Anderson doesn't come without his own warts (most notably a lengthy list of injuries), but the 25-year-old is exactly the kind of pitcher Colorado should be targeting: a high-upside starter -- albeit one with high risk -- whose stuff could translate favorably in Coors Field. The price, essentially, was Pomeranz, a former first-round pick whom the Rockies acquired when they sent a struggling and unhappy Ubaldo Jimenez to Cleveland. Pomeranz spent the majority of the season in Triple-A and missed additional time with right shoulder inflammation, so he was less likely to help Colorado in 2014.

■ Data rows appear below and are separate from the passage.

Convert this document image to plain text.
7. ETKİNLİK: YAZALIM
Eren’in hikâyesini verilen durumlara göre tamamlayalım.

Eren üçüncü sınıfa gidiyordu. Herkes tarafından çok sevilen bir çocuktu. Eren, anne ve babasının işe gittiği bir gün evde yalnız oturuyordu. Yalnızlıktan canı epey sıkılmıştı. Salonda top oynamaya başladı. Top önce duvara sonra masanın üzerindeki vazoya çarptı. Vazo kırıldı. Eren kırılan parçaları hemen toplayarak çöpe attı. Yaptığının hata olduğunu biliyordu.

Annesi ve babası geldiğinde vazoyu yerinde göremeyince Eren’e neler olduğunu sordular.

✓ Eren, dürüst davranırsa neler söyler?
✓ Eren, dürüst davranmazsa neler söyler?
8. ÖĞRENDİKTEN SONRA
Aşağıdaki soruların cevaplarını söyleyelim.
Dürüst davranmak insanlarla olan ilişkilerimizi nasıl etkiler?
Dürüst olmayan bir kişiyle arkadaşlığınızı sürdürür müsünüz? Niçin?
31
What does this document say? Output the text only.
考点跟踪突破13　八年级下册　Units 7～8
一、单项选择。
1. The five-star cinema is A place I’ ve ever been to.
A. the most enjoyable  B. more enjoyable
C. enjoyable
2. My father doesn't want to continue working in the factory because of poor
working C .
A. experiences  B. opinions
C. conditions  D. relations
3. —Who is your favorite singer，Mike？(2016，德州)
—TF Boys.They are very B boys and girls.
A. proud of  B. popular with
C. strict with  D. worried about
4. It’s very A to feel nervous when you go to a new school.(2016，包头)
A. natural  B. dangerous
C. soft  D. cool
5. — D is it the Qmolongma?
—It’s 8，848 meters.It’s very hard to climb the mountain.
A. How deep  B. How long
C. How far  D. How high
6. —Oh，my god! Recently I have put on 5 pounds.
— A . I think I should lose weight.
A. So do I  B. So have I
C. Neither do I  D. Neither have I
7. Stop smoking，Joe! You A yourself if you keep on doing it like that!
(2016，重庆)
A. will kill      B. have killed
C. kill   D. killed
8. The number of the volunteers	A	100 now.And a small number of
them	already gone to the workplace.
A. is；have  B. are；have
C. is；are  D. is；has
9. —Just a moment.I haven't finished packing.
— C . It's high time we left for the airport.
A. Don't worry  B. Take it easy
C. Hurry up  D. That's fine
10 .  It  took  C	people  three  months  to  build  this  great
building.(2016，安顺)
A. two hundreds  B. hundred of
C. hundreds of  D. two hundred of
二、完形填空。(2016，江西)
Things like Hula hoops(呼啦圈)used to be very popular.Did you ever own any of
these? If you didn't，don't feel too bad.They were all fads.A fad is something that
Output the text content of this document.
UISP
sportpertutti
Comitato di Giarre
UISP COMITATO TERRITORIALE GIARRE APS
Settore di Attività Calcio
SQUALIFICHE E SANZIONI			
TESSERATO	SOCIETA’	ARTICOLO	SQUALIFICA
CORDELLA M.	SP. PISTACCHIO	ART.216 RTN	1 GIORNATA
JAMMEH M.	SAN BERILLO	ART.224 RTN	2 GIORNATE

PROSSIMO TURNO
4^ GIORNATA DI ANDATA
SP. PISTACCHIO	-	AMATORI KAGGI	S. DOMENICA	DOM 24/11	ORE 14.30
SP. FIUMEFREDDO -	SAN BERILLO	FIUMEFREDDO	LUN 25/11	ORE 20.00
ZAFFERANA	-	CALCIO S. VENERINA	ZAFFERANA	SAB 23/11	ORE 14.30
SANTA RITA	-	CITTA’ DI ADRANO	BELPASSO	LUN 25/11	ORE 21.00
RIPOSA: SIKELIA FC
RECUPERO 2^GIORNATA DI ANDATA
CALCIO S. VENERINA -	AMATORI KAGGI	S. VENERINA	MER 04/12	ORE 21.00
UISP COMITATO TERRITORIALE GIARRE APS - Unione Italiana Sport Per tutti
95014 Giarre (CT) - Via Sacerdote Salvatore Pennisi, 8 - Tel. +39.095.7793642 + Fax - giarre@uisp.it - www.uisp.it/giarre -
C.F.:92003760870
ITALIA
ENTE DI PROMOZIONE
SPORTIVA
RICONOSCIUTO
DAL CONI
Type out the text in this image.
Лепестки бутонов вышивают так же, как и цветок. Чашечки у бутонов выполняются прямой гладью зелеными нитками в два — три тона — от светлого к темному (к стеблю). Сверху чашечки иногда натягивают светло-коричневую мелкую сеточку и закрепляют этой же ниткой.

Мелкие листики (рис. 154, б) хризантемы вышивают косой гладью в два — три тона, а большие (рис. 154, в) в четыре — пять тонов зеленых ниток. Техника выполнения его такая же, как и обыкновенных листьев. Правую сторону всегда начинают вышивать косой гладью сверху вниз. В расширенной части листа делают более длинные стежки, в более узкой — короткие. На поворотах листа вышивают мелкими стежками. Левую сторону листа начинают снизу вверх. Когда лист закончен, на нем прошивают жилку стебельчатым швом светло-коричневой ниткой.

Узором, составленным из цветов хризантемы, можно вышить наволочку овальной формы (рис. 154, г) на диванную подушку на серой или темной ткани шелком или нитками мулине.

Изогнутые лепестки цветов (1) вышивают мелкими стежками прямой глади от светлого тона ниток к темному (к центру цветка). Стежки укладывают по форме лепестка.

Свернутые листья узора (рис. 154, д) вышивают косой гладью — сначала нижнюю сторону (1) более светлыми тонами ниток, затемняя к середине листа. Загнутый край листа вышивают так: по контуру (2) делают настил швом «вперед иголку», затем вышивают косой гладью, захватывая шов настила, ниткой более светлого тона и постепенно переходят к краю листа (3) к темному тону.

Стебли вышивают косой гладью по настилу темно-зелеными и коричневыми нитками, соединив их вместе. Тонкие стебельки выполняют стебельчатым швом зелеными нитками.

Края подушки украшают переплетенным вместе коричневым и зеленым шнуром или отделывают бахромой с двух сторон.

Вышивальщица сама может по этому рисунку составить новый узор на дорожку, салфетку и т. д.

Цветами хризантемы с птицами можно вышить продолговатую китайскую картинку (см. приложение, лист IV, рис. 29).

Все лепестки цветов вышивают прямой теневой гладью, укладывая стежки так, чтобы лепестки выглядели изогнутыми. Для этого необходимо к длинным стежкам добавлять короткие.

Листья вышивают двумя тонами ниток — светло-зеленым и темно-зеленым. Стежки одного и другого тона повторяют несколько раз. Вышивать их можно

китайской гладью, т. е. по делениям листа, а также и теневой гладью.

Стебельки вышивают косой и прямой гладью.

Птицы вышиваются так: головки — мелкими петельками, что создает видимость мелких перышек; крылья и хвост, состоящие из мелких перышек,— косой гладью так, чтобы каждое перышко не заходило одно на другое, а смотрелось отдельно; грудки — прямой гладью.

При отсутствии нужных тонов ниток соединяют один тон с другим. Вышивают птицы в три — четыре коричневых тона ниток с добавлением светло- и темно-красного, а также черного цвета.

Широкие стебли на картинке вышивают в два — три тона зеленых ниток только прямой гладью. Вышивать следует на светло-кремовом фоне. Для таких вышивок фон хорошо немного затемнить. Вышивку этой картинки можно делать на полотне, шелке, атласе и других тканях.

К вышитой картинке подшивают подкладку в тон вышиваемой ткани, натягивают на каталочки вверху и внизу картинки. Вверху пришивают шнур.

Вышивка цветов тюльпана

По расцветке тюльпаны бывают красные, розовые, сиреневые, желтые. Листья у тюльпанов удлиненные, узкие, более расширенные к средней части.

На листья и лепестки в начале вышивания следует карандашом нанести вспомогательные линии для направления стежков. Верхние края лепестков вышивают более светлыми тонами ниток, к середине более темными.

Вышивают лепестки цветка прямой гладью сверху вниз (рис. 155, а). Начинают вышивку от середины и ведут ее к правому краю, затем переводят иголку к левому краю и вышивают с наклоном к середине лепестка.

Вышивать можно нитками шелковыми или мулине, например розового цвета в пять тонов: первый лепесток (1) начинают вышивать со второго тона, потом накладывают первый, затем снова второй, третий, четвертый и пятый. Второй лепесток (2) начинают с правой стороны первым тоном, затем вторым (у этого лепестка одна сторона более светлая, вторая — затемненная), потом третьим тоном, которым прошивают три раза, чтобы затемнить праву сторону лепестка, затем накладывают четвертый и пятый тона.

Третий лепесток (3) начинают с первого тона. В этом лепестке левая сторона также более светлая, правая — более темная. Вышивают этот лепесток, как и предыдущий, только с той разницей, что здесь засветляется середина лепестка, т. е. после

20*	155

Anderson, meanwhile, appeared in 16 games and made five starts for Oakland this season, going 1-4 with a 6.04 ERA and 46:21 K:BB ratio in 46 2/3 innings. After returning from Tommy John surgery in the summer of 2012, Anderson missed a big chunk of the season with a sprained right ankle and stress fracture in his right foot. Oakland signed left-hander Scott Kazmir to a two-year, $22 million deal earlier this offseason, making the oft-injured Anderson expendable.

Anderson owns a 3.81 ERA (3.56 FIP; 3.52 FIP) in 450 2/3 career innings, including 357 strikeouts and 120 walks, or a 2.98 K/BB ratio. While Coors Field is a value killer to any starting pitcher, Anderson could find some success with a career ground ball rate of 54.9 percent. His ground ball tendencies have been even more extreme in recent seasons, including 62.9 percent this season and 59.8 in 2012. You do, however, have to take into consideration the small sample size of the last two years.

You have to wonder how Anderson's pitching repertoire will fare in Denver's high altitude. His fastball generally sits in the 90-92 mph range, and his best pitch, the slider, probably won't be affected too much in Colorado, according to this study by Baseball Prospectus' Dan Rozenson.

With the switch to Colorado, Anderson's overall value drops. Those who take a chance on him should invest nothing more than a late-round pick. Given his medical history, expecting more than 140-150 innings out of Anderson is unwise. And with little strikeout upside, it's probably best to take a wait-and-see approach here. It's too bad; in almost any other situation, I would have taken a shot on Anderson coming back to fantasy relevance.